Standard Certificate

This raises the issue of licences and rights (which are treated differently). And it refers to the ODRS - the Open Data Rights Statement Vocabulary which DWBP will treat separately.

On privacy, ODI demands that:

  • anonymisation processes are independently audited
  • if private data is published, there is a document that states you have a legal right to publish it
  • an impact assessment of publishing the private data is required and that impact assessment must itself be independently audited

It would be easy enough to create properties and classes to cover this - should we?

Aside - there's text in the Standard Certificate documentation relevant to data citation (i.e. data usage)

Other issues raised:

  • backups - there should be regular offsite backups of the data and those backups should be public.
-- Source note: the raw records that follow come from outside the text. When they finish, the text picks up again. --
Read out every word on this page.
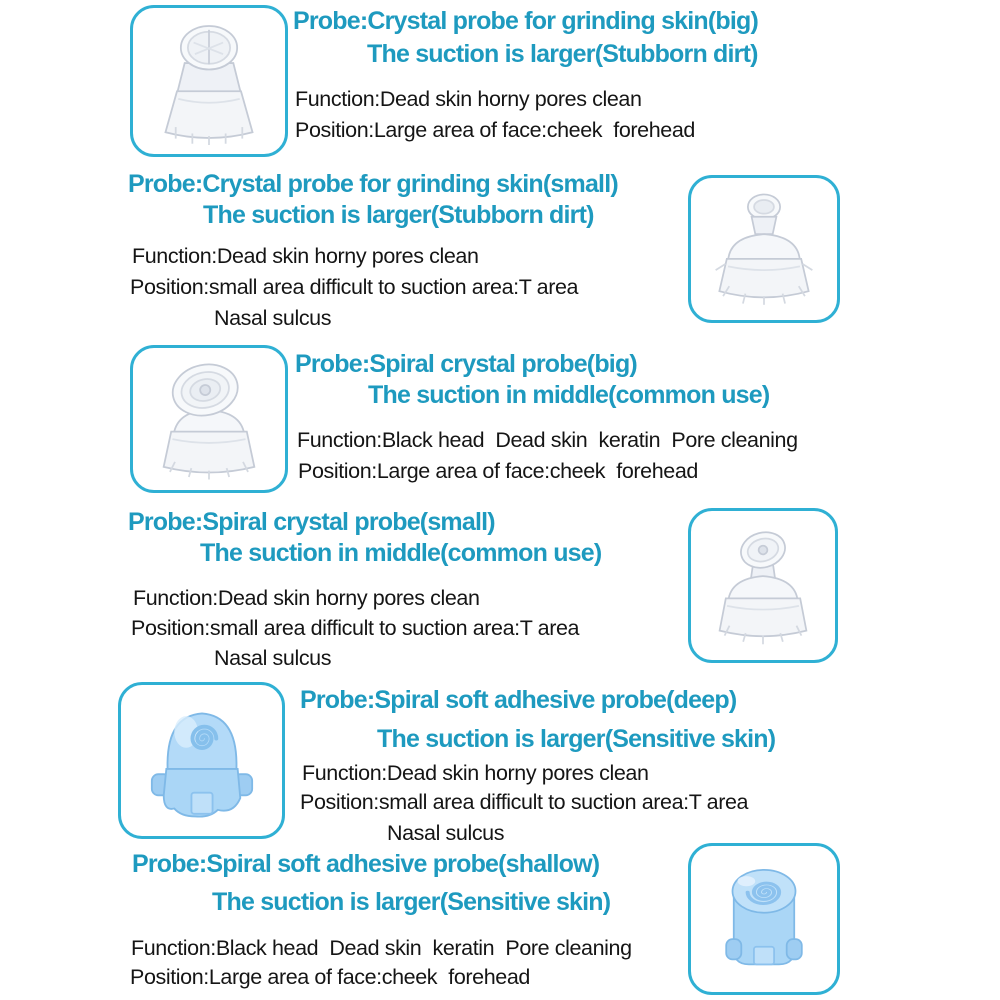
Probe:Crystal probe for grinding skin(big)
The suction is larger(Stubborn dirt)
Function:Dead skin horny pores clean
Position:Large area of face:cheek  forehead
Probe:Crystal probe for grinding skin(small)
The suction is larger(Stubborn dirt)
Function:Dead skin horny pores clean
Position:small area difficult to suction area:T area
Nasal sulcus
Probe:Spiral crystal probe(big)
The suction in middle(common use)
Function:Black head  Dead skin  keratin  Pore cleaning
Position:Large area of face:cheek  forehead
Probe:Spiral crystal probe(small)
The suction in middle(common use)
Function:Dead skin horny pores clean
Position:small area difficult to suction area:T area
Nasal sulcus
Probe:Spiral soft adhesive probe(deep)
The suction is larger(Sensitive skin)
Function:Dead skin horny pores clean
Position:small area difficult to suction area:T area
Nasal sulcus
Probe:Spiral soft adhesive probe(shallow)
The suction is larger(Sensitive skin)
Function:Black head  Dead skin  keratin  Pore cleaning
Position:Large area of face:cheek  forehead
That might be handled by a simple pointer to another dcat:Distribution, perhaps with a subproperty of dcat:distribution (dcat:backupDistribution ?) and/or a property of dcat:backupFrequency?
  • expectations of API availability, rate limiting details (SLA?) - a link to a doc is all that's asked for by the certificate.
  • Machine readable service description (see Hydra Community Group as possible way forward on this)
  • Communication channels - dcat:contactPoint has a range of VCard but ODI asks for more - suggests we look at SIOC. ODI only asks for a forum to exist and for the dataset to link to a page that tells people where to find the forum etc.

Expert

These certificates include specific provisions tailored to base registers and the like, namely machine-readable versions of:

  • a copyright notice or statement
  • the copyright year
  • the copyright holder

and in jurisdictions that include database rights:

  • the database right year
  • the database right holder

It would be easy to create DCAT terms to cover these.

I find this statement interesting: "Data at the expert level of the certificate should be an essential part of the operation of your organisation; you should be able to provide a guarantee that it will continue to be available for a long time." i.e. you should be using the data you publish yourself, it shouldn't be a separate curated version of your internal data. That could be captured in a description like "master data" or "live data." It also brings to mind the idea of "definitive data" i.e. in law, whatever this dataset says is true is the legal state of affairs (even if it's actually wrong).